Prestige Cable Wants Strategic Allies

Prestige Cable TV Inc. said it is seeking out strategic
alliances with other major companies.

Prestige -- which has systems in Georgia, Virginia,
Maryland and North Carolina, totaling some 160,000 subscribers -- said in a prepared
statement, "The confluence of cable television, Internet access and telephony would
require greater resources than those available to small and medium-sized companies such as
Prestige."

Prestige is privately held and family-owned, and it has
been in business since 1969. The company said that during its search for a partner or
alliance -- which is expected to take about nine months -- it will continue to go ahead
with its plans to provide Internet access for subscribers.

Thomas MacCrory of Communications Equity Associates Inc. is
representing Prestige.

Prestige director of operations Marty Sonenshine said the
company is in the middle of an upgrade plan to boost its systems to 750-megahertz
capacity, which should be completed in 12 to 15 months. It also plans to launch its first
digital headend -- in Georgia -- in 60 days.

Through its Prestige Vision subsidiary, the company also
provides its own local-origination programming in all of its markets -- primarily news.

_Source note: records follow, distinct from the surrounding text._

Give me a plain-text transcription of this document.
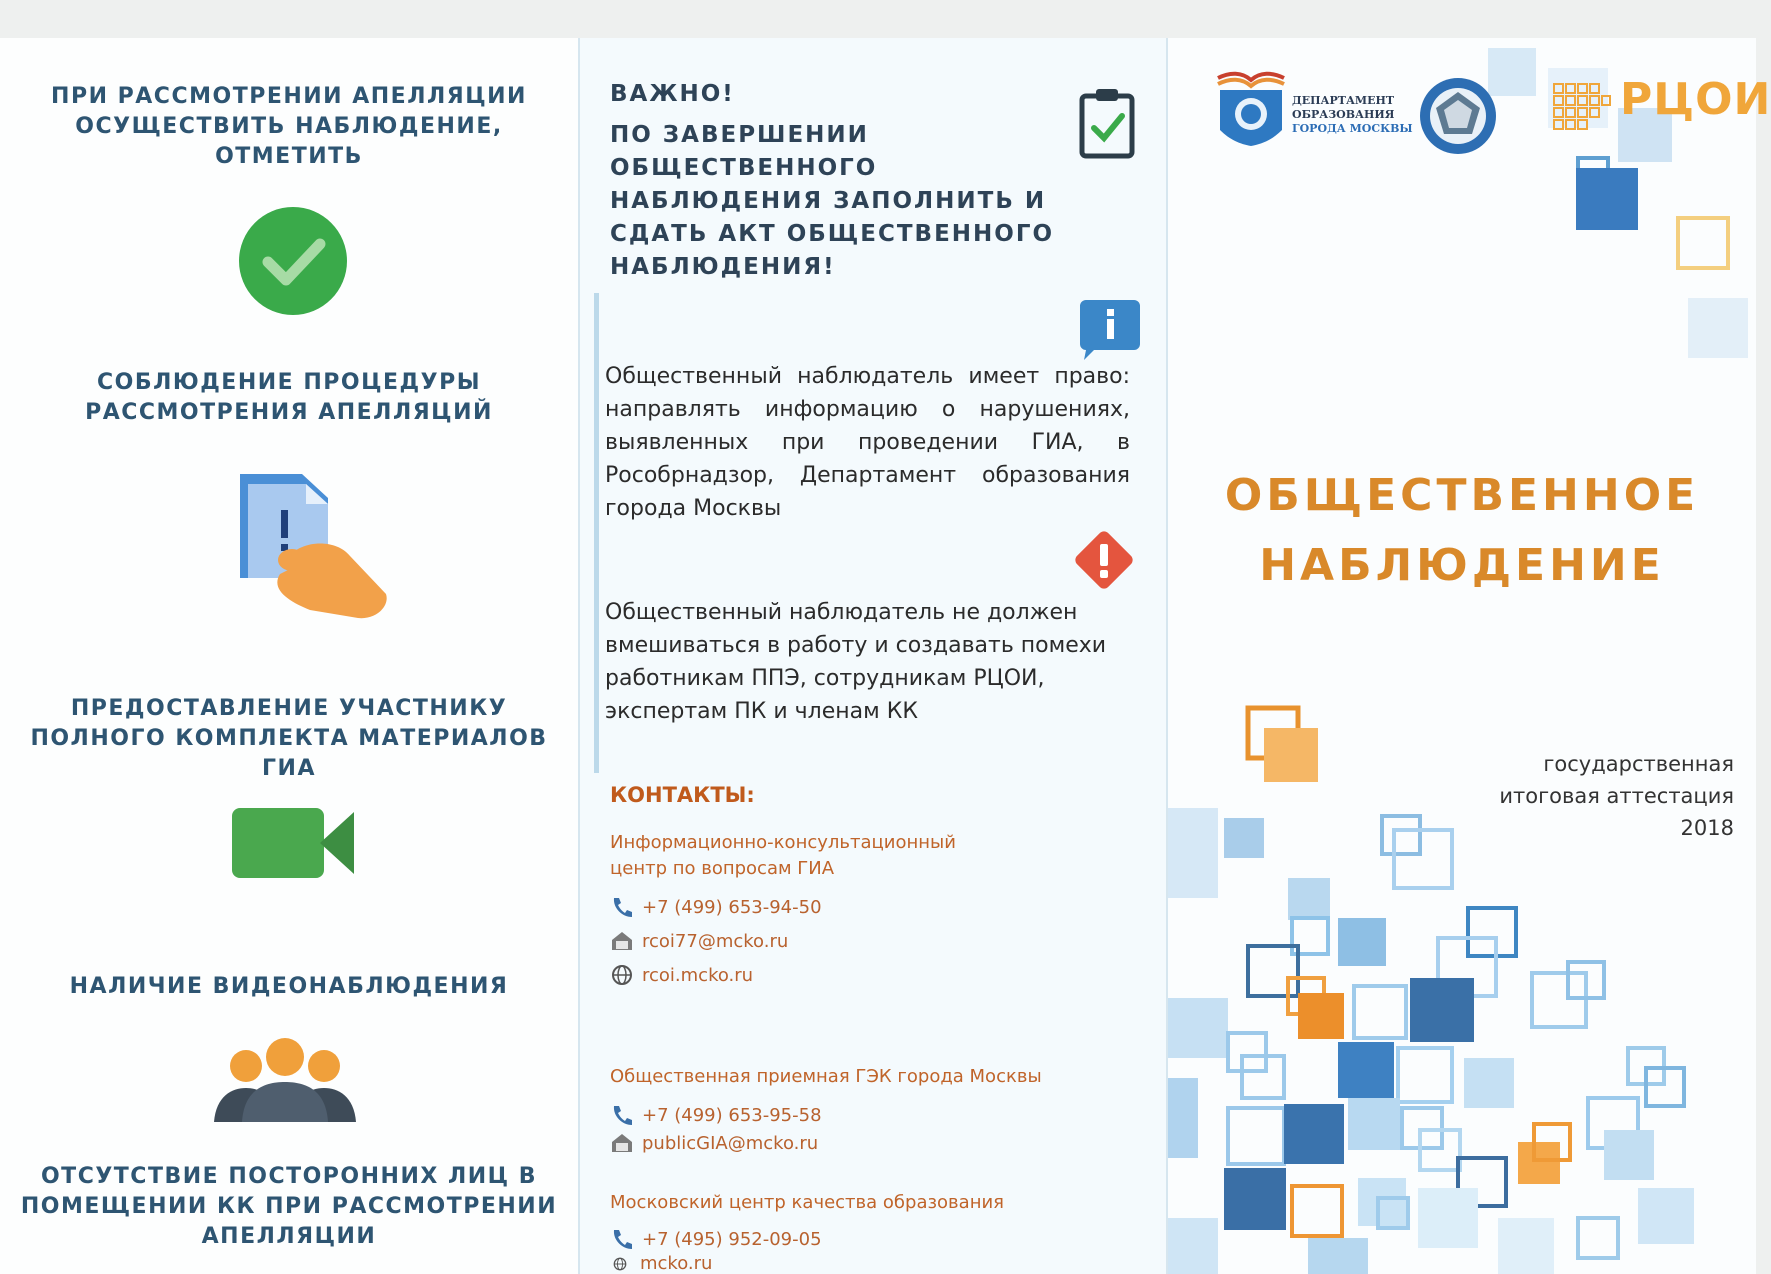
ПРИ РАССМОТРЕНИИ АПЕЛЛЯЦИИ ОСУЩЕСТВИТЬ НАБЛЮДЕНИЕ, ОТМЕТИТЬ
СОБЛЮДЕНИЕ ПРОЦЕДУРЫ РАССМОТРЕНИЯ АПЕЛЛЯЦИЙ
ПРЕДОСТАВЛЕНИЕ УЧАСТНИКУ ПОЛНОГО КОМПЛЕКТА МАТЕРИАЛОВ ГИА
НАЛИЧИЕ ВИДЕОНАБЛЮДЕНИЯ
ОТСУТСТВИЕ ПОСТОРОННИХ ЛИЦ В ПОМЕЩЕНИИ КК ПРИ РАССМОТРЕНИИ АПЕЛЛЯЦИИ
ВАЖНО!
ПО ЗАВЕРШЕНИИ ОБЩЕСТВЕННОГО НАБЛЮДЕНИЯ ЗАПОЛНИТЬ И СДАТЬ АКТ ОБЩЕСТВЕННОГО НАБЛЮДЕНИЯ!
Общественный наблюдатель имеет право: направлять информацию о нарушениях, выявленных при проведении ГИА, в Рособрнадзор, Департамент образования города Москвы
Общественный наблюдатель не должен вмешиваться в работу и создавать помехи работникам ППЭ, сотрудникам РЦОИ, экспертам ПК и членам КК
КОНТАКТЫ:
Информационно-консультационный центр по вопросам ГИА
+7 (499) 653-94-50
rcoi77@mcko.ru
rcoi.mcko.ru
Общественная приемная ГЭК города Москвы
+7 (499) 653-95-58
publicGIA@mcko.ru
Московский центр качества образования
+7 (495) 952-09-05
ДЕПАРТАМЕНТ
ОБРАЗОВАНИЯ
ГОРОДА МОСКВЫ
РЦОИ
ОБЩЕСТВЕННОЕ
НАБЛЮДЕНИЕ
государственная
итоговая аттестация
2018
mcko.ru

"We have full-blown local origination, with a full
news team and production team," Sonenshine said. "It's been a real asset for
us."

Although it is small, Prestige is clustered well. The
company has about 50,000 subscribers in suburban Atlanta; 28,000 subscribers in Carroll
County, Md., near Washington, D.C.; 37,000 subscribers in Mecklenberg and Iredell
counties, N.C., near Charlotte; and more than 40,000 customers in Spotsylvania, Fauquier
and Stafford counties, Va.

MacCrory added that the systems have large headends, they
are in high-growth areas and they have very good demographics. He said the average number
of subscribers per headend for the systems is about 40,000 -- high for a company of
Prestige's size.

"One headend has about 6,000 subscribers, and the
other four have the rest," MacCrory said. "It's unique."

MacCrory said Prestige is still in the early stages of
seeking out a deal, and the company has made no decision as to whether it would seek a
partnership or an outright sale of the company. But if the company decides to sell, it
likely would trade at the high end of the scale, given the state of its systems.

With recent cable system valuations of $3,000 to $4,000 per
subscriber, Prestige could fetch between $480 million and $640 million.